NOP,
That's good; I'm sure I'll be using it soon.

I feel another talk coming on. I have been in Friend Mode all week long and H is crumbling. I am not doing it purposely, or to try and elicit a certain response from him I SWEAR, I just do not have it in me to do anymore. I am disappointed and I need time to lick my wounds and then I'll be ready to deal with his sh*t again.

It's hard, too, cause by now he is horny and will gladly hang all over me, thinking that it sounds pretty good and will get me 'happy' again.
What sucks is that he is probably right!

But I do not get this VIP treatment unless I'm pissed off at him. Otherwise he just rolls along and does not think of sex. I am at the point today where I am asking myself repeatedly, Can I live my life with a man who does not think of sex?

The stakes are pretty high to just say, No way!
He and the kids are, quite literally, my whole life at this point. I am a very content and happy person with my current station in life. I want to look back on these days with fondness.

More thoughts bubbling around in my brain.....

It just occurred to me that H is breaking a bad habit.
To do that, he will need...what?...six weeks I think the experts say?...in which to fully break the habit and form a new one.
Am I expecting too much to think that two weeks of him making an effort is enough to be 'cured', so to speak?

Should I have been encouraging him along at the first sign of backsliding? Should I make comments along the lines of "you were doing so good, let's keep it going!" Man, I really do NOT want to be a coach, I want to be a partner, but I am willing to do this if it would help.
Look, I WANT my husband to succeed. I don't particularly care for the way things are right now. But I have my own integrity to think about too and I don't want to cross the line between helping him and totally selling myself out, causing resentment.

It irks me to think that I have to remind or coach him to be sexual with me. I'm his WIFE for petes sakes.

And......I'd like him to open his frickin eyes and SEE me. To not block me out cause he's not feeling sexual.

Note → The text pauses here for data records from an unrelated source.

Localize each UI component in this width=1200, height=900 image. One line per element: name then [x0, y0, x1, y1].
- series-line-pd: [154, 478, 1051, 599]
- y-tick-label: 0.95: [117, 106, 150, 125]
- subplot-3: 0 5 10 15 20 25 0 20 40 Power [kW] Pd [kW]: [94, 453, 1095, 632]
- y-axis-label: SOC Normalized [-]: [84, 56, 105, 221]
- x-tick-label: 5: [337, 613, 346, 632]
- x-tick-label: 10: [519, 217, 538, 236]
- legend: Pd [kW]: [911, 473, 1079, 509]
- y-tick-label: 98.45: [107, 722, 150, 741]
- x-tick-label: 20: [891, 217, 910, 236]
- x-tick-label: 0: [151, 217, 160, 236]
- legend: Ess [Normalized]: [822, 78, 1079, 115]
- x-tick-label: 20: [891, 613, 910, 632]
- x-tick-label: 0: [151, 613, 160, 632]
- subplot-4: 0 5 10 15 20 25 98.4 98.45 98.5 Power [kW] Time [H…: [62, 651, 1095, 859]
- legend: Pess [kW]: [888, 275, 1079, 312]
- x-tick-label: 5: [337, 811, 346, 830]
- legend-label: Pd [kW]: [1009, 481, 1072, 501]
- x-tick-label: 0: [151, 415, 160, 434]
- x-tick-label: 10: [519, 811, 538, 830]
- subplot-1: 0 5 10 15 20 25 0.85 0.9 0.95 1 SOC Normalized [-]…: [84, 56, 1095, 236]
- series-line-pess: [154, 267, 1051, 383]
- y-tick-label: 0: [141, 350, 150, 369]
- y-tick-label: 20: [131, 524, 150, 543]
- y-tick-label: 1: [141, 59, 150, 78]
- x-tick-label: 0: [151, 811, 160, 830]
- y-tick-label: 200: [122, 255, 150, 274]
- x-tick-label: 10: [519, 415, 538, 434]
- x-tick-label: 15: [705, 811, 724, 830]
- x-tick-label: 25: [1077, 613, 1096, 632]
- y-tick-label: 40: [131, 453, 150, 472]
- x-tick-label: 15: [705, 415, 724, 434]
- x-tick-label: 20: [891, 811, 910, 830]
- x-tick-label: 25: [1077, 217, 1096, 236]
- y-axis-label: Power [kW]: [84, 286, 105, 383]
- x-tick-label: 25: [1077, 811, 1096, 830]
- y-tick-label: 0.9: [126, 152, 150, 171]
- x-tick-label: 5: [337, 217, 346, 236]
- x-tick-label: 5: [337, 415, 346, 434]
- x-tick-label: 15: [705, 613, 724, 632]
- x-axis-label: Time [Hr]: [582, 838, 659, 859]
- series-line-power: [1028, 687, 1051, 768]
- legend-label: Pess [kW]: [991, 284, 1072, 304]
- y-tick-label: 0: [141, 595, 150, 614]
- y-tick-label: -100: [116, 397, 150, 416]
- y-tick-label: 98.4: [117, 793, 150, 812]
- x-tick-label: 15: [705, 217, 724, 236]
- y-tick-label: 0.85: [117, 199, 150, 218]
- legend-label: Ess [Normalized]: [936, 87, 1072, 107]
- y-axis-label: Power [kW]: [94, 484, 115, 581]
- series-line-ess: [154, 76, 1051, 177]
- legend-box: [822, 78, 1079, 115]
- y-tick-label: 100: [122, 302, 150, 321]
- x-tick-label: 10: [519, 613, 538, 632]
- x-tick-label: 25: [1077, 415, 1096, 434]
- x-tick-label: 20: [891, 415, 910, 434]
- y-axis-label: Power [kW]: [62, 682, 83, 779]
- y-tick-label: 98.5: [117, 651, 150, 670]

Is he so dense that he honestly doesn't realize when I'm making a bid for attention? LD people feel free to chime in on that one. If you really do not notice, I can deal with that. If it is done because he's not "in the mood" that will sting. I would NEVER reject him in that way.

Man, thoughts are zinging around like crazy today. I wish I had the balls to blatantly seduce him all the time. My fear is this: If he doesn't notice or care about the small seductions, and it crushes me, how much more will it hurt when he does it on a big one?
Folks, he WILL do that.
Do I have enough HOM-icity to handle this? (see Andy you are not the only one with five dollar words:)

However, even I admit that with that approach I'd be successful more often than not (probably much more often) and would get to see his desire, hopefully.

Gotta stop drinking coffee and get back to more simpler tasks, such as making Santa pictures with cotton ball beards. That won't get my mind so riled up.

Thanks for your words, NOP.
I'll let you know what H has to say.

P.S. Please tell the missus that I used one of her lines on H last weekend and it was quite effective. She's a smart one!